Naturalnie możliwość korzystania z pomocy w ramach usług assistance nie jest nieograniczona. W większości przypadków należy liczyć się z restrykcjami. Najlepszym tego przykładem są choćby domowe wizyty lekarza i pielęgniarki lub innych specjalistów, którzy zajmują się naprawą domowych usterek. Zwykle liczba takich wizyt ogranicza się od dwóch do czterech w ciągu roku. Ograniczony może być także ich koszt, na przykład jednorazowo od 300 do 600 zł.
Przed skorzystaniem z usług bankowego assistance należy zapoznać się z warunkami ubezpieczenia. Może się bowiem okazać, że konieczna będzie dopłata. W niektórych przypadkach ubezpieczyciel (usługę oferowaną przez banki tak naprawdę świadczą firmy ubezpieczeniowe) może pokrywać wyłącznie koszt dojazdu i robocizny specjalisty, natomiast już za części trzeba będzie zapłacić z własnej kieszeni. Warto pamiętać także o ograniczeniach wiekowych naprawianego sprzętu. W przypadku AGD/RTV ubezpieczeniem objęte mogą być przedmioty nie starsze niż siedem lat, ale będące już po okresie gwarancji. Podobnie z autami, w niektórych przypadkach ubezpieczyciele zastrzegają, że podejmą się pomocy wyłącznie dla samochodów nie starszych niż 10 lat.

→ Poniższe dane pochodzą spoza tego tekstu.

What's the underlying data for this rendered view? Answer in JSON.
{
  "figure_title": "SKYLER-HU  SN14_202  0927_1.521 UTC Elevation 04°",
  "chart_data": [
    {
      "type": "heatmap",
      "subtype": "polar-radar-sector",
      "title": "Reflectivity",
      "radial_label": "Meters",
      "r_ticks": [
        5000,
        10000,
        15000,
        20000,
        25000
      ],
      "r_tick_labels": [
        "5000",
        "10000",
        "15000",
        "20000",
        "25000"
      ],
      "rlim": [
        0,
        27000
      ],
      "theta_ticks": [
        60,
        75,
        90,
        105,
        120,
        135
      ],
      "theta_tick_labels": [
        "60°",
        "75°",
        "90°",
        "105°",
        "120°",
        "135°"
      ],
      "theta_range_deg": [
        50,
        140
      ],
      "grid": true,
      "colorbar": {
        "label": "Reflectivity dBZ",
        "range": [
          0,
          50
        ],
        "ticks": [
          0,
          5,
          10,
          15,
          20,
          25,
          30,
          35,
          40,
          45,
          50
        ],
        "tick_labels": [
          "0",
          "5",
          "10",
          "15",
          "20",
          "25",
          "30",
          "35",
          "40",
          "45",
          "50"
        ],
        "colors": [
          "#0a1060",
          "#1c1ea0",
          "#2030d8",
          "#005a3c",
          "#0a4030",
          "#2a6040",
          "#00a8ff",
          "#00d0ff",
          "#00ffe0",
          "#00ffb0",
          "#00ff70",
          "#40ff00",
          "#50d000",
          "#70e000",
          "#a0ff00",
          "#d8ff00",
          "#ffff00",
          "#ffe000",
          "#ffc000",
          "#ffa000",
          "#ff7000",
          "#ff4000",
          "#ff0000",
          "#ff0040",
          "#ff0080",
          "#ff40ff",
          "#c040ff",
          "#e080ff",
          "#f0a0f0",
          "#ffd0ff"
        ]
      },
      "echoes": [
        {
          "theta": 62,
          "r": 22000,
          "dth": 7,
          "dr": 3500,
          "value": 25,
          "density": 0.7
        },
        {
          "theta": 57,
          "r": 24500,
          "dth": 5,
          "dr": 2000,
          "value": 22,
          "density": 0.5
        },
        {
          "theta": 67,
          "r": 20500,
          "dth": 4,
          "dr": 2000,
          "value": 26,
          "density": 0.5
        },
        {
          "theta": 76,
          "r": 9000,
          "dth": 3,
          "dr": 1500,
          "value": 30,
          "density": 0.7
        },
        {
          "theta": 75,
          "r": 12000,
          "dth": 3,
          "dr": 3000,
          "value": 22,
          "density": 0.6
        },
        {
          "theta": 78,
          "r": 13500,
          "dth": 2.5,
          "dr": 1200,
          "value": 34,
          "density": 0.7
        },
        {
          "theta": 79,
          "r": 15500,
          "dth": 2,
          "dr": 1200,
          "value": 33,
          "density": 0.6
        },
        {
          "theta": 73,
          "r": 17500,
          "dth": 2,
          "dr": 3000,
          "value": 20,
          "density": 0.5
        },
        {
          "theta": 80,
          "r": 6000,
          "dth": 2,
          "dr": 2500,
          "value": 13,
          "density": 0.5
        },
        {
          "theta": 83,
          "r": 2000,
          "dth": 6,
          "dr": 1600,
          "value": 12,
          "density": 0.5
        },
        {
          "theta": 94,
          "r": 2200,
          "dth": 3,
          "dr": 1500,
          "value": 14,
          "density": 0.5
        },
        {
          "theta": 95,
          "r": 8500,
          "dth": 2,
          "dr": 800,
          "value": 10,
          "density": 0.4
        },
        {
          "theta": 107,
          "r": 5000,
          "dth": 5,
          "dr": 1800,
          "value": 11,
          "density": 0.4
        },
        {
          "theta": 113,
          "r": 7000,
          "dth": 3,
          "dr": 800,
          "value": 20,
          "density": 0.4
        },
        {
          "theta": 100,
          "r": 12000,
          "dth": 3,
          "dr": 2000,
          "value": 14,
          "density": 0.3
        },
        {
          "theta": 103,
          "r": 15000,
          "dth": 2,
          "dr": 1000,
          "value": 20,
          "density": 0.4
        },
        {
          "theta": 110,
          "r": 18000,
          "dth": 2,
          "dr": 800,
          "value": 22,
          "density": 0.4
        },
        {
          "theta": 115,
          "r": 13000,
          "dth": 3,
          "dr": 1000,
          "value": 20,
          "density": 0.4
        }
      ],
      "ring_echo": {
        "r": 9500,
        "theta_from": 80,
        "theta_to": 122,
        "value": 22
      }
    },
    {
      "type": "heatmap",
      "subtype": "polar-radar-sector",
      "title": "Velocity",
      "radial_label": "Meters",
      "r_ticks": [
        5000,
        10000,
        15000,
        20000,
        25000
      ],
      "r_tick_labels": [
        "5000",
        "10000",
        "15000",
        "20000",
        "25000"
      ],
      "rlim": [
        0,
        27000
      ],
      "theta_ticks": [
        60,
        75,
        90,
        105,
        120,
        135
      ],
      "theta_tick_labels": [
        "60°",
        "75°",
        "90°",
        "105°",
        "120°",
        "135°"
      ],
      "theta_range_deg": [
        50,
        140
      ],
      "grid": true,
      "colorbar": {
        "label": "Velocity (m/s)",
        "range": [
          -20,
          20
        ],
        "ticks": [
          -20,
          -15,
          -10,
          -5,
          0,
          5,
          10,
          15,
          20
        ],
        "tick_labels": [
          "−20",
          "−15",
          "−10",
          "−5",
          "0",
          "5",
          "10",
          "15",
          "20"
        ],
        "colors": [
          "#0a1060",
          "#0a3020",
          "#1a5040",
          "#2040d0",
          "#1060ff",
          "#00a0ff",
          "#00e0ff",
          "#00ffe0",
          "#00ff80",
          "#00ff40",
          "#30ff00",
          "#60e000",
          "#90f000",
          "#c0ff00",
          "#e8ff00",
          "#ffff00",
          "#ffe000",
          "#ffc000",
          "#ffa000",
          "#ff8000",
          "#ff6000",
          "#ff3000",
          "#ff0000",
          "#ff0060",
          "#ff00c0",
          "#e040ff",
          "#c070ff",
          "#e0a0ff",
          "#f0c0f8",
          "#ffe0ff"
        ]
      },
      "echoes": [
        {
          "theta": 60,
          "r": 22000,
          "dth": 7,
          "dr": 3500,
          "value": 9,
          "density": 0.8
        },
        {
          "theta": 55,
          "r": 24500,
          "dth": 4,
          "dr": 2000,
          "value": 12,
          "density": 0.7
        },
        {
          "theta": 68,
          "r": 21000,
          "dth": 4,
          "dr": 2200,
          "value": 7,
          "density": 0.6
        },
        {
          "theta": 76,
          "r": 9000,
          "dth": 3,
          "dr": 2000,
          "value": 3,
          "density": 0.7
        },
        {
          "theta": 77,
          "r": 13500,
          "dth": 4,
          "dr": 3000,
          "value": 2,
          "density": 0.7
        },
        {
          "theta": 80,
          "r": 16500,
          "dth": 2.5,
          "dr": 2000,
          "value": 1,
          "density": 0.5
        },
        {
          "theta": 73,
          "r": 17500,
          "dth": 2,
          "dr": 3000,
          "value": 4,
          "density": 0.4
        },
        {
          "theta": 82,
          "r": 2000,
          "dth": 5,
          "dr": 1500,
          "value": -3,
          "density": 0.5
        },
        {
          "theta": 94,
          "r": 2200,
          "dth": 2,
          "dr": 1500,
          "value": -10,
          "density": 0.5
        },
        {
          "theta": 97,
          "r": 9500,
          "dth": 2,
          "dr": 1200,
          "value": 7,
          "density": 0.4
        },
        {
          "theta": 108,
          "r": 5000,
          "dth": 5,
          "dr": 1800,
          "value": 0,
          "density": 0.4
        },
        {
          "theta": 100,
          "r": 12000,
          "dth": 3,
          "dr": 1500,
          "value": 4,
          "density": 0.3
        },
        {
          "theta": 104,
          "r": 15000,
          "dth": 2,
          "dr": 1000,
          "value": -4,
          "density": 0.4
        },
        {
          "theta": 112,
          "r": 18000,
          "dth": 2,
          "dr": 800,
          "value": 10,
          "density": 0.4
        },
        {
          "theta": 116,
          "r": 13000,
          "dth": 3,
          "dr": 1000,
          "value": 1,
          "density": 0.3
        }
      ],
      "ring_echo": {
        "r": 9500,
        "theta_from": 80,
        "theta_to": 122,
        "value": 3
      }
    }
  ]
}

Dołączane do kont bankowych lub kart ubezpieczenie assistance może okazać się pomocne w nagłych, ale niezbyt skomplikowanych sytuacjach. Zwykle jednak kiedy zachodzi konieczność skorzystania z usługi klienci zapominają, że mają do niej prawo. Nie bez znaczenia jest także treść regulaminów, która w niejednym miejscu może zniechęcać do skorzystania z tego typu usług.